Dans l’ensemble, cette étude a confirmé des rapports antérieurs sur le risque minime pour la santé humaine lié à la consommation de légumes verts à feuilles crus.
Au cas par cas
Plus chère que le captage et coûteuse en énergie, notamment lorsqu’il faut acheminer les eaux dans des tuyaux sous pression depuis les stations d’épuration, le recyclage n’est pas une panacée contre la sécheresse.
Comme le note Julie Mendret, chercheuse à l’université de Montpellier interviewée par France 24, les techniques de recyclage doivent être envisagées « au cas par cas », tout en veillant à lever les « freins » existants : la réglementation d’une part, et l’acceptabilité sociale de l’autre, dans la mesure où, bien qu’elle s’imposera de toute façon, la population se méfie encore de cette ressource.
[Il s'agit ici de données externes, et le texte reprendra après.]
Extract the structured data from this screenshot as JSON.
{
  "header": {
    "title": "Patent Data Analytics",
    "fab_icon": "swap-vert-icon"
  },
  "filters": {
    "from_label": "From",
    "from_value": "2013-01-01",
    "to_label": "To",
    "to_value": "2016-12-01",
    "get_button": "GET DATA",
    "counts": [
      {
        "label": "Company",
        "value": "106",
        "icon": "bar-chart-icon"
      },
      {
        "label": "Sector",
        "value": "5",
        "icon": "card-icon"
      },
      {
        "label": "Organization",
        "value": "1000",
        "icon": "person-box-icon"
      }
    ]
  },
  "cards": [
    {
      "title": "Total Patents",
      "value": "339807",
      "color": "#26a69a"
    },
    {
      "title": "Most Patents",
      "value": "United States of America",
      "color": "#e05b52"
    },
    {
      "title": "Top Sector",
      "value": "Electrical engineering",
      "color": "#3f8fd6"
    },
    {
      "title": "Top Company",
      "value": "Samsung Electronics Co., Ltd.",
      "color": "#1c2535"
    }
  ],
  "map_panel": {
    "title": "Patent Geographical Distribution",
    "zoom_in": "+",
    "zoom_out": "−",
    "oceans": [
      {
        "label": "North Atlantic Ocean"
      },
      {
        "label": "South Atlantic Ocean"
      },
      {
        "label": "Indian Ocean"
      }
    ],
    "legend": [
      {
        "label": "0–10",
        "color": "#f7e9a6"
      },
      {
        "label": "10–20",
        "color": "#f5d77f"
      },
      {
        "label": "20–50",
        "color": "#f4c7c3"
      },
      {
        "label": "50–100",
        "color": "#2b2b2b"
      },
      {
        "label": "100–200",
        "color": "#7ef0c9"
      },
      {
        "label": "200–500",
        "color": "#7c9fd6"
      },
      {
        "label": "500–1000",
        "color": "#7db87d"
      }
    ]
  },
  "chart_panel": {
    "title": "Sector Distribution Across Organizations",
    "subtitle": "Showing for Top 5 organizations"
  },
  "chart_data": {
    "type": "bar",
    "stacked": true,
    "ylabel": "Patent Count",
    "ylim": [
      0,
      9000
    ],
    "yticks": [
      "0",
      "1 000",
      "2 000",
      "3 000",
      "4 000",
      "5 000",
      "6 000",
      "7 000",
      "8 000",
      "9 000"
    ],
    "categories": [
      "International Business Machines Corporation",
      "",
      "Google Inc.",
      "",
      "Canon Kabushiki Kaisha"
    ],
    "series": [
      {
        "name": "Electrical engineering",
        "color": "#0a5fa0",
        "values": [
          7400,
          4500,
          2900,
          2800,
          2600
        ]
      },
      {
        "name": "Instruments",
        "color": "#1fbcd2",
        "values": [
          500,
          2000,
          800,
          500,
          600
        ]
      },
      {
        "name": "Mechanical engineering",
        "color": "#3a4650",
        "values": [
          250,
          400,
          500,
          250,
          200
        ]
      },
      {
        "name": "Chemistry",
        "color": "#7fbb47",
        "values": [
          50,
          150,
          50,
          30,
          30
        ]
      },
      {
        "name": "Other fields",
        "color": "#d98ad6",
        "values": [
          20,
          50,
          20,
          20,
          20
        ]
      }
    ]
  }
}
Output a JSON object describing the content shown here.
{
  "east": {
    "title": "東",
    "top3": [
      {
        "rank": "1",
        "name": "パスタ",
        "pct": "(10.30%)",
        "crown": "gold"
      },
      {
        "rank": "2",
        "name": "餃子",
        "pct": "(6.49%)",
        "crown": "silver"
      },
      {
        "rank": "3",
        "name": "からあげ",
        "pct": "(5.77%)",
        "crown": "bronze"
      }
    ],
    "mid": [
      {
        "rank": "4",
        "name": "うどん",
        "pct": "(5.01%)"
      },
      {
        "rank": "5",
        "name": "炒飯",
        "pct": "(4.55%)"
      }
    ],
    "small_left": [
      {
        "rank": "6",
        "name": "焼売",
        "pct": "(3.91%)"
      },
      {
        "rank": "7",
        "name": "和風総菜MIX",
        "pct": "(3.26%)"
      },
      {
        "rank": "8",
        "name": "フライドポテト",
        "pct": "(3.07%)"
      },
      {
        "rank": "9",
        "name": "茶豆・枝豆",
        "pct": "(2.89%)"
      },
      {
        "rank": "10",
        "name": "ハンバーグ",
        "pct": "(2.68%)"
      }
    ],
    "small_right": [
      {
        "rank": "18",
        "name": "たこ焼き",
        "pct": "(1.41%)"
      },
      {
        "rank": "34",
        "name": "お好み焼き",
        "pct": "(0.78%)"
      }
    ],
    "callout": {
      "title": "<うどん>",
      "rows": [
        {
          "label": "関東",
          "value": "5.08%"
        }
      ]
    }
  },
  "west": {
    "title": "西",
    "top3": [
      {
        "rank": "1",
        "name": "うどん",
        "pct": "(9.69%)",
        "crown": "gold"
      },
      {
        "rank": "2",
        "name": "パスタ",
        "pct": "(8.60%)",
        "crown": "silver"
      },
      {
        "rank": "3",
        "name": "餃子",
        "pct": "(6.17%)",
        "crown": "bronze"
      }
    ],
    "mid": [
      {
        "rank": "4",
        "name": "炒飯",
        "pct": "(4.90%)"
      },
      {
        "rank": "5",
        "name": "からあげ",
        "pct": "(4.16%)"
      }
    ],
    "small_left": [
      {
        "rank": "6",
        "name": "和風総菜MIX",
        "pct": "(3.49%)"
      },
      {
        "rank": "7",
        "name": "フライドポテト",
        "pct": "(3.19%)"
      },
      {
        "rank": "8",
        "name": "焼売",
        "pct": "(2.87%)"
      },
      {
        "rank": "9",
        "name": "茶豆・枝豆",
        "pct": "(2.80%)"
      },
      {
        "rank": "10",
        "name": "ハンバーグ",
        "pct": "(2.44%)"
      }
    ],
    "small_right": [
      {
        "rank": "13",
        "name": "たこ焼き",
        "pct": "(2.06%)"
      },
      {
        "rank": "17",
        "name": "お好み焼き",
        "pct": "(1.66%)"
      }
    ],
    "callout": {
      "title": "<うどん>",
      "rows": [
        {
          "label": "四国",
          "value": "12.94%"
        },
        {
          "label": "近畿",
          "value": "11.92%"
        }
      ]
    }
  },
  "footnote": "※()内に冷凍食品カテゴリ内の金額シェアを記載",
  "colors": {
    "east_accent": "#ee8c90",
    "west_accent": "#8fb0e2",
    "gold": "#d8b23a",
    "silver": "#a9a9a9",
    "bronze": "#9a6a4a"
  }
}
Sur toute la partie littorale de la France, le recyclage paraît des plus justifiés, car il évite que de l’eau douce soit rejetée dans la mer. Dans les terres, en revanche, toute eau qui sera réemployée ne finira pas dans des rivières et d’autres milieux naturels qui en ont souvent besoin. Le recyclage n’est donc pas partout une bonne solution.
« Il faut à tout prix éviter de créer un “effet rebond”, conclut Julie Mendret. Car en généralisant le recyclage des eaux usées, nous pourrions donner une fausse impression d’une nouvelle abondance de la ressource en eau. Et évidemment, ce n’est pas le cas. »
D’autres territoires sont déjà prêts à aller plus loin. Aux Sables-d’Olonne, le projet Jourdain veut réutiliser les eaux usées pour produire une eau potable de qualité, consommable au quotidien par tous.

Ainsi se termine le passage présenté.